Se ven grandes nubarrones en el cielo. Ya se avecina una fuerte tormenta.

La gente cree que es mentira, carajo. ¿Cómo va a llover preciso ahora cuando por fin iremos de compras?

Y eso es lo que pasa.

En estas tierras no saben llover y sin embargo se rompe el cielo de una y la gente corre como si hubiera un virus mortal en el ambiente y se refugia bajo las cornisas, cerquita unos de otros. así en ese momento de fraternidad que son los aguaceros

Y suenan nuevos truenos y caen relámpagos que parten árboles en esos parques cerrados donde no hay testigos. Donde nadie sabe que no hicieron ruido al caer.

Y luego el sol, peleando por dejarse ver en lo que le queda. Un final del día gris-azul luego de varios en los que, presagio de super luna, el cielo estaba tan rojo que dolían los ojos.

Y el silencio.

Porque nadie regresó a la calle.

El agua del Sena verde, reflejando los edificios.

Como si no corriera más.
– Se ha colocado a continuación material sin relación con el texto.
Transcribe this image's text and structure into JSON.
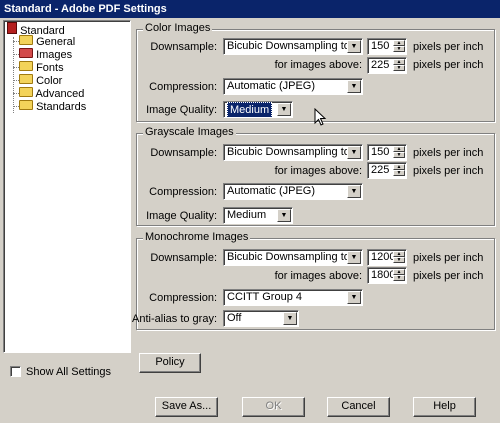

Como si, véte al carajo Heráclito, el río fuera dos veces el mismo.

El aire todavía húmedo. El cielo igual, pero esa luz con grietas en el cielo, que se abre paso entre las hojas de los arcos que forman en los árboles en la calle, desierta, desertisima, que va a morir en la puerta de la iglesita de Nuestra Señora de la Natividad de Bercy.

Ya no hay nadie más. Ya no pasan más trenes (es la última vez que no pasan más trenes) sobre el Túnel Proudhon.

Y de ahí la calle que lleva al bosque. En una esquina las guitarras y el tambor de unos músicos sin casa que deben haberse refugiado en un garaje, pues la lluvia empieza de nuevo.

No hay más razones para parar hasta llegar a la Feria, donde los anuncios de neón siguen encendidos.

Y el bosque.

En el bosque siempre llueve más fuerte. Hay un río arriba de las hojas. Uno termina por perderse.

Tengo del todo mojada la ropa que me prestaron porque cuando llegue a la primera cita de mi propio desconfinamiento ya me había cogido otro de los aguaceros del día.

Y así avanzamos entre los senderos y se escuchan voces desde las carpas de la gente que a falta de otro techo vive en los bosques de la periferia y para quienes con seguridad no cambio nada.

Y es tanto el ruido del aguacero, que tenemos que hablarnos a los gritos a pesar de lo tan cerca.

Y entonces, mientras escurrimos barrio y se ven pasar las sombras de todos los que no tenían nada que hacer en el bosque a esa hora, entiendes, entendemos, que este momento, no este periodo, este instante precios, ya se ha ido y que entre todas las desgracias y el dolor tuvimos la suerte de vivirlo.

Y al final la que aparece es la luna.

¿Recuerdas cómo era la noche antes de todo esto? ¿Recuerdas si siempre fue así o es que tanto nos cambiaron los días en los que toda la humanidad vivió exiliada de los otros?